The Openings and Closings we call ‘Funerals.’
Even after 40 years, I still regard it as a poignant privilege to attend a funeral. Perhaps more so now that my own funeral draws ever closer. Frequently, I’m the person up front trying to make sure that it all goes smoothly, but at the same time not drawing attention to myself. It’s not about me. It has never been about me.
Someone popped up once in the back row of the funeral whom I didn’t know. We got chatting at the wake over a couple of frothies and some sausage rolls.
In his own words, he had come for ‘closure’, and what lay behind his comment I take to my own funeral and grave.
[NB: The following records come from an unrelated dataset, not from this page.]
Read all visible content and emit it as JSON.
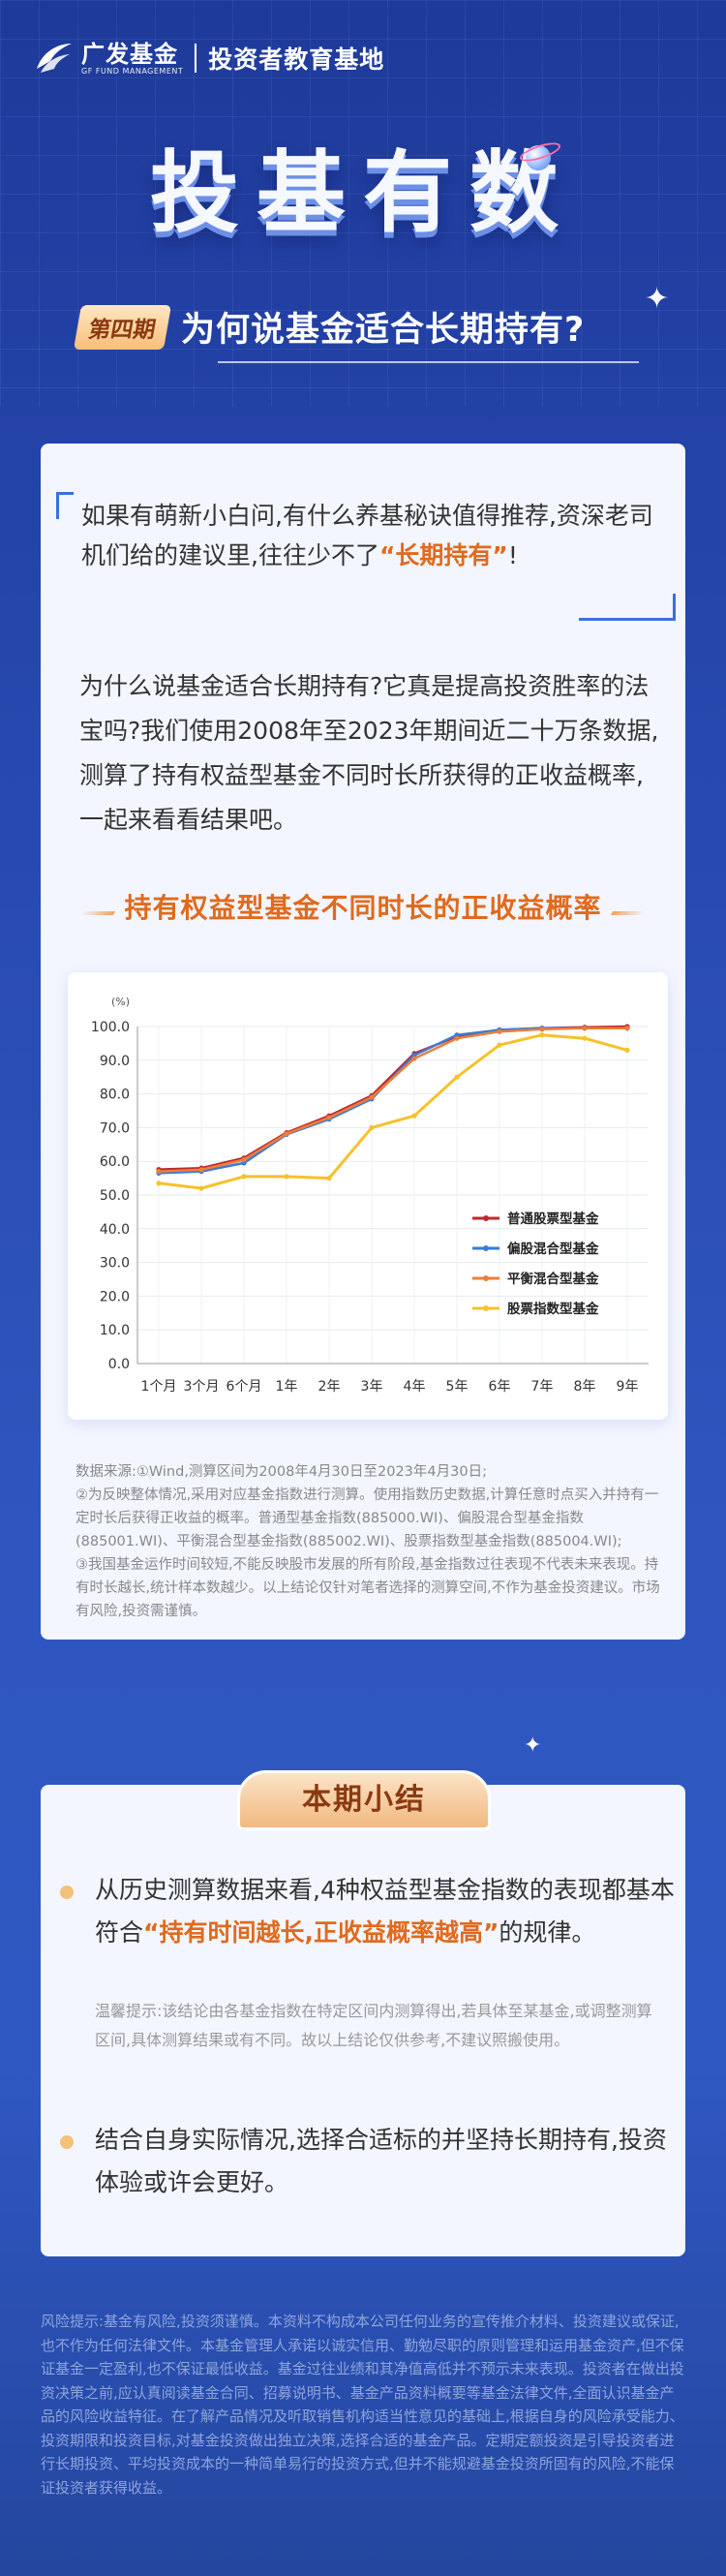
{
  "header": {
    "logo_name": "广发基金",
    "logo_en": "GF FUND MANAGEMENT",
    "subtitle": "投资者教育基地"
  },
  "hero": {
    "title": "投基有数",
    "episode": "第四期",
    "question": "为何说基金适合长期持有?"
  },
  "intro": {
    "quote_before": "如果有萌新小白问,有什么养基秘诀值得推荐,资深老司机们给的建议里,往往少不了",
    "quote_highlight": "“长期持有”",
    "quote_after": "!",
    "paragraph": "为什么说基金适合长期持有?它真是提高投资胜率的法宝吗?我们使用2008年至2023年期间近二十万条数据,测算了持有权益型基金不同时长所获得的正收益概率,一起来看看结果吧。"
  },
  "chart_heading": "持有权益型基金不同时长的正收益概率",
  "chart_data": {
    "type": "line",
    "title": "持有权益型基金不同时长的正收益概率",
    "ylabel": "(%)",
    "ylim": [
      0,
      100
    ],
    "yticks": [
      "0.0",
      "10.0",
      "20.0",
      "30.0",
      "40.0",
      "50.0",
      "60.0",
      "70.0",
      "80.0",
      "90.0",
      "100.0"
    ],
    "x": [
      "1个月",
      "3个月",
      "6个月",
      "1年",
      "2年",
      "3年",
      "4年",
      "5年",
      "6年",
      "7年",
      "8年",
      "9年"
    ],
    "legend_position": "right",
    "series": [
      {
        "name": "普通股票型基金",
        "color": "#c0282d",
        "values": [
          57.6,
          58.0,
          61.0,
          68.5,
          73.5,
          79.5,
          92.0,
          97.0,
          99.0,
          99.5,
          99.8,
          100.0
        ]
      },
      {
        "name": "偏股混合型基金",
        "color": "#3b7ad9",
        "values": [
          56.5,
          57.0,
          59.5,
          68.0,
          72.5,
          78.5,
          91.5,
          97.5,
          99.0,
          99.5,
          99.5,
          99.5
        ]
      },
      {
        "name": "平衡混合型基金",
        "color": "#ec7e3b",
        "values": [
          57.0,
          57.5,
          60.5,
          68.2,
          73.0,
          79.0,
          90.5,
          96.5,
          98.5,
          99.2,
          99.5,
          99.5
        ]
      },
      {
        "name": "股票指数型基金",
        "color": "#f6c12b",
        "values": [
          53.5,
          52.0,
          55.5,
          55.5,
          55.0,
          70.0,
          73.5,
          85.0,
          94.5,
          97.5,
          96.5,
          93.0
        ]
      }
    ]
  },
  "notes": {
    "line1": "数据来源:①Wind,测算区间为2008年4月30日至2023年4月30日;",
    "line2": "②为反映整体情况,采用对应基金指数进行测算。使用指数历史数据,计算任意时点买入并持有一定时长后获得正收益的概率。普通型基金指数(885000.WI)、偏股混合型基金指数(885001.WI)、平衡混合型基金指数(885002.WI)、股票指数型基金指数(885004.WI);",
    "line3": "③我国基金运作时间较短,不能反映股市发展的所有阶段,基金指数过往表现不代表未来表现。持有时长越长,统计样本数越少。以上结论仅针对笔者选择的测算空间,不作为基金投资建议。市场有风险,投资需谨慎。"
  },
  "summary": {
    "tab_label": "本期小结",
    "point1_before": "从历史测算数据来看,4种权益型基金指数的表现都基本符合",
    "point1_highlight": "“持有时间越长,正收益概率越高”",
    "point1_after": "的规律。",
    "tip": "温馨提示:该结论由各基金指数在特定区间内测算得出,若具体至某基金,或调整测算区间,具体测算结果或有不同。故以上结论仅供参考,不建议照搬使用。",
    "point2": "结合自身实际情况,选择合适标的并坚持长期持有,投资体验或许会更好。"
  },
  "footer": {
    "risk_notice": "风险提示:基金有风险,投资须谨慎。本资料不构成本公司任何业务的宣传推介材料、投资建议或保证,也不作为任何法律文件。本基金管理人承诺以诚实信用、勤勉尽职的原则管理和运用基金资产,但不保证基金一定盈利,也不保证最低收益。基金过往业绩和其净值高低并不预示未来表现。投资者在做出投资决策之前,应认真阅读基金合同、招募说明书、基金产品资料概要等基金法律文件,全面认识基金产品的风险收益特征。在了解产品情况及听取销售机构适当性意见的基础上,根据自身的风险承受能力、投资期限和投资目标,对基金投资做出独立决策,选择合适的基金产品。定期定额投资是引导投资者进行长期投资、平均投资成本的一种简单易行的投资方式,但并不能规避基金投资所固有的风险,不能保证投资者获得收益。"
  }
}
But he was right. Funerals are about closure. What is past and gone must now be commended to the past and gone. We may not forget about the person, but we can never get them back again, no matter how much we might ache to.
Funerals are also about opening. We are invited to a different, new, wonky, rocky pathway. One which, if we are honest, we would rather not have to stumble along. But we have no choice, and pained and grumpy as we might be, this long and tortuous path is the one we must tread.
Some of us are crazy enough to believe that the one we think we have left behind often walks with us. Encourages us, maybe even weeps with us and always cheers us on. For them to,o something has changed. There is closure on their past life, but what if in dying to this world they live refreshed, liberated and renewed in another dimension where the distance between them and us is disconcertingly thin. Closure and opening coexist in the same place and at the same time.